Пока солдаты цоколи языками и дивились редкостной сабле, генерал воспользовался ротозейством, вскочил на жеребца и был таким. Под тем генералом, которого сыграл любимый народом Николай Черкасов и предполагался Краснов.
Однако в жизни он был человеком беспардонным не только по отношению к красным, но и крайне амбициозным по отношению к белым. Став донским атаманом и опираясь на немцев (главным образом, на их деньги), всегда и везде исполнял свою собственную игру, и многое сделал, чтобы война на юге России превратилась в жестокое братоубийственное побоище.

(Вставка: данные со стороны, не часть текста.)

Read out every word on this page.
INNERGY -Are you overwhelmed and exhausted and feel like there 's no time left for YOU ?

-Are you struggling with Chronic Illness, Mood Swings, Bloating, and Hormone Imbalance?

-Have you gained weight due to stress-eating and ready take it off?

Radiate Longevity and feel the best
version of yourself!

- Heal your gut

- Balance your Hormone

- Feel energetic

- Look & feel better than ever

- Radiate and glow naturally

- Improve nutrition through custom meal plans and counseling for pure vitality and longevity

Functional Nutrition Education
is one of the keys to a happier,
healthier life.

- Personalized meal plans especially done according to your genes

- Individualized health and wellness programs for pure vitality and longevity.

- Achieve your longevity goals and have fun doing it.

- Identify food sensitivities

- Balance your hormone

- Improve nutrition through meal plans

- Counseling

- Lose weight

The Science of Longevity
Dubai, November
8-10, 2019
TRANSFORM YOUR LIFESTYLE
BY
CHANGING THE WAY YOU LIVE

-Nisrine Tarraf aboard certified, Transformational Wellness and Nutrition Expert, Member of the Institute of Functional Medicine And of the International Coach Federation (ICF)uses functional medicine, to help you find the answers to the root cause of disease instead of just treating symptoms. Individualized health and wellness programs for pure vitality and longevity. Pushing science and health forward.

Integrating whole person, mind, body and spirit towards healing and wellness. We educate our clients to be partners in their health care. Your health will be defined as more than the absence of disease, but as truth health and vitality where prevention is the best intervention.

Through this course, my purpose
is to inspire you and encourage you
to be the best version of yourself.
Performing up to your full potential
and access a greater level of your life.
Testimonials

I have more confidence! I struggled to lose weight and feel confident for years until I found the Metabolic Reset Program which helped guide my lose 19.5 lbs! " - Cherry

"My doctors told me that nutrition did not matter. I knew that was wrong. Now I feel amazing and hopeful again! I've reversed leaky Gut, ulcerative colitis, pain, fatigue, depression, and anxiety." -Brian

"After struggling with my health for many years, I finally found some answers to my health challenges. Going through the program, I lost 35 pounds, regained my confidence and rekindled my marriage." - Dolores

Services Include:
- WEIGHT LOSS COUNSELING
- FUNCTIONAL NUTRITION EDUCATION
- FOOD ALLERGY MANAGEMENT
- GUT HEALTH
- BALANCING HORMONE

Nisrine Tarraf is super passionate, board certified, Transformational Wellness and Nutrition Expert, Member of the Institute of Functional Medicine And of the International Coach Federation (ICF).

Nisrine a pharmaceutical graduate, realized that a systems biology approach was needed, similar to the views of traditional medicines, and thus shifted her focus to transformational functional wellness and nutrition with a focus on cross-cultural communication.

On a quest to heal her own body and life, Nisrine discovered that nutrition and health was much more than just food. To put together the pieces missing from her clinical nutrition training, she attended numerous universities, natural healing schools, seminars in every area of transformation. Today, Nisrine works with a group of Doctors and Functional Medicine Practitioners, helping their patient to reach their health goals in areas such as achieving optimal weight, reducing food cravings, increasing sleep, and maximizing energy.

Его непомерные амбиции с трудом утихомирили англичане и под угрозой лишения всякой помощи заставили подчиняться Верховному главнокомандующему Деникину. Но Петр Николаевич и здесь «выкобенивался» как мог. В Екатеринодар, в Ставку, «на поклон» демонстративно не поехал. Настоял, чтобы переговоры между ним и представителем Добровольческой армии генералом Драгомировым, при участии британского генерала Пуля, проходили на границе Кубани и Дона, на ржавых путях узловой станции Кущевская.